Su experiencia en tierras soviéticas hizo que mirara al socialismo con cierta simpatía, lo que le llevó a firmar algunos artículos suyos como “Joseph el rojo”; firma y elogios de los que luego se arrepentiría, tras conocer algunos años después la evolución de las doctrinas iniciales a formas de dictadura nada admirables, ni justificables.
 
La apuesta por el humanismo y la cultura va a ser una constante en su quehacer y es ello –como apuntaba líneas más arriba– lo que le va a llevar a oponerse  a las supuestas salidas que únicamente llevan a la negación de los otros, a su eliminación física y cultural (sus obras eran quemadas en la Alemania dominada por el nacional-socialismo).
 
Si su condición de judío tuvo importancia en esta vida errante, fue malgré lui, ya que, para él, tal no era sino un mero accidente, como escribiese a su compatriota y también escritor Stefan Zweig: «Mi judaísmo nunca me pareció nada más que un atributo accidental, algo así como mi bigote rubio –que lo mismo podía haber sido negro–. Nunca sufrí por ello. Nunca me enorgullecí por ello». A pesar de esas significativas afirmaciones, sí que se pueden ver en sus escritor leyendas judías revisitadas y puestas en sus días, así la del santo “Job”, o plasmaciones varias del mito(?) del judío errante, o su descripción de los ambientes vividos en su niñez en medio de la comunidad judía.

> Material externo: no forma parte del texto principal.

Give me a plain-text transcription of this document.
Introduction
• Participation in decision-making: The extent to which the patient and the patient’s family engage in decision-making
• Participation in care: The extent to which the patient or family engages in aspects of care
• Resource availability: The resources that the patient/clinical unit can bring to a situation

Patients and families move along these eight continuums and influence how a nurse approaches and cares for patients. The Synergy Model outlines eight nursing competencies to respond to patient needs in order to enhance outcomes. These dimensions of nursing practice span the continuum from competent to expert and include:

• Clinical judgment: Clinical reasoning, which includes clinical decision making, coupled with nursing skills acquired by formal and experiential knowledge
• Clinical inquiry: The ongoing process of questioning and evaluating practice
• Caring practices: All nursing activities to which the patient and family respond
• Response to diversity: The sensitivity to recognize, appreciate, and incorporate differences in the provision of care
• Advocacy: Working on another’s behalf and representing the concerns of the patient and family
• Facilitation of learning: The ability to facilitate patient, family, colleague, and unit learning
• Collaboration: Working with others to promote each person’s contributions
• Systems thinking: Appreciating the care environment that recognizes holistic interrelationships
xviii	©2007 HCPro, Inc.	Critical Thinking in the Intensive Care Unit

Precisamente de ese libro escribió alguien que de eso sabía mucho, Thomas Mann –recuérdese su “José y sus hermanos”– «no  es posible hacer justicia a su sutileza poética, pero puedo responder de sus méritos literarios extraordinarios».
 
Y como el personaje bíblico, al escritor le cayeron mil maldiciones que le hicieron desplazarse de un lado para otro, como señera figura del desarraigo, que supo plasmar en sus obras con verbo directo, sencillo y que llega al lector sin necesidad de esfuerzo por parte de éste. Y así transcurrió su vida hasta la entrega de su testamento, que se abrió tras ser enterrado el muerto, “La leyenda del santo bebedor”, en la que se cruza la vida precaria y alcohólica de un clochard, que camina hacia el pago de una deuda hacia una francesa santa católica –Roth se había convertido al catolicismo en sus últimos años–…«denos Dios a todos nosotros, bebedores, tan liviana y hermosa muerte».